|M.Sc Student||Erez Berkover|
|Subject||Flexural Static Behavior of Normal Strength Reinforced|
Concrete Beams with Steel Fibers
|Department||Department of Civil and Environmental Engineering||Supervisor||Professor Dancygier Avraham|
|Full Thesis text - in Hebrew|
This research deals with the “cracking localization” phenomenon in reinforced concrete with steel fibers (SFRC) beams. When the force in the longitudinal rebars was larger than their yield force, only a single crack, out of all the bending cracks which appeared at the service state, continued to widen significantly, much more than the other cracks did. This widening caused high local strains in the rebars that crossed that crack, up to their rupture, which led to failure of the beam. This phenomenon had been previously observed in high strength SFRC beams and the main objective of the current experimental study was to examine whether this phenomenon is resulted by the concrete strength. Therefore, the current research included a series of bending tests, in which the effect of adding steel fibers to normal strength concrete (NSC) beams was studied.
An additional aim of the research was to evaluate the prediction of the moment capacity of SFRC beams by common design procedures (EC2), which do not take into account the effect of fibers, and by calculation models that consider the effect of fibers in tension (RILEM).
The experimental program included a series of fourteen, four-point bending tests of NSC beams with and without steel fibers with different reinforcement ratios. The fibers were hooked-ended in a constant amount of 60 kg/m3 (0.76% in volume). Measurements included the load and mid-span deflection, and the curvature along the beam. The experimental results showed that there was a reduction of the flexural ductility in the NSC beams with the lower reinforcement ratio (0.28%) and steel fibers, which was accompanied by cracking localization. Furthermore, as the amount of conventional reinforcement was increased, cracking localization decreased. This result was manifested by increasing numbers of cracks that widened more-or-less uniformly, which led to larger beam deflections and larger flexural ductility. A possible explanation to the “crack localization” phenomenon can be related to the non-uniform distribution of the fibers along beam, which is likely to have a stronger effect in the presence of lower amounts of conventional steel.
The influence of adding steel fibers on the load carrying capacity of the beams in which fibers were added, was more significant in specimens with lower reinforcement ratios and was less pronounced in beams with the moderate and high reinforcement ratios.
Evaluating the moment capacity using the EC2 model had a very good agreement with the measured capacities of the control specimens and with the specimens that included relatively large reinforcement ratios.
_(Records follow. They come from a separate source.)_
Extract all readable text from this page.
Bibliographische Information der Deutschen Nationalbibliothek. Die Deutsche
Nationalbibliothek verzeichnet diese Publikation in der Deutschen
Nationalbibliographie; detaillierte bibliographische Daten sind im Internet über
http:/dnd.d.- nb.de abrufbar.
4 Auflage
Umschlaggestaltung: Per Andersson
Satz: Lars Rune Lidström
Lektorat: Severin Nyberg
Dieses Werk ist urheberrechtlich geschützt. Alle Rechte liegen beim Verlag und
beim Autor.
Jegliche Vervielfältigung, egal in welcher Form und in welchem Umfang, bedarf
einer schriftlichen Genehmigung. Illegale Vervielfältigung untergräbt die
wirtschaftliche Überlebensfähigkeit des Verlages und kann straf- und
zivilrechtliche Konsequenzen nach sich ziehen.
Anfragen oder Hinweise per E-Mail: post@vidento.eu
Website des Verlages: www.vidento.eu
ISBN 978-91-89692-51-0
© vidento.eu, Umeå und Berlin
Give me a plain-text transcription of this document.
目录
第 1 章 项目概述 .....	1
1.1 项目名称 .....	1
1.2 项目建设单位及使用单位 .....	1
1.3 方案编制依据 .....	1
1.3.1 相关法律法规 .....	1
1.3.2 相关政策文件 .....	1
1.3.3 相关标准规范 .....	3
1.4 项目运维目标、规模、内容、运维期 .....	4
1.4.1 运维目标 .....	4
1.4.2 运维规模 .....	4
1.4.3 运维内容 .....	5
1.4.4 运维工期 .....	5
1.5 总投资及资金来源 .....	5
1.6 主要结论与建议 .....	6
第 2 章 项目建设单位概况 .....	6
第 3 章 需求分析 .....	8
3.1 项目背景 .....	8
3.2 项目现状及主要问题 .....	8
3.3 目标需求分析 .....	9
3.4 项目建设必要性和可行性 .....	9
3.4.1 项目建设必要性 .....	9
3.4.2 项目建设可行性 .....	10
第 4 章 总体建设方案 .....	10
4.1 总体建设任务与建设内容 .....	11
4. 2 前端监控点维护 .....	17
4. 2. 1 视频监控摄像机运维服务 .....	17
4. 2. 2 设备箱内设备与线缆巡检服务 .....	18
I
However, the results overpredicted the capacities of the beams that included smaller amounts of reinforcement, where the effect of fibers was more pronounced.
The RILEM model overpredicted the measured capacity by 35% but for the moderate and high reinforcement ratios, the calculated load carrying capacity of the beams was very close to the measured capacity. This result shows that the RILEM model is not accurate for the assessment of the effect of adding steel fibers to the load carrying capacity for the lower reinforcement ratios.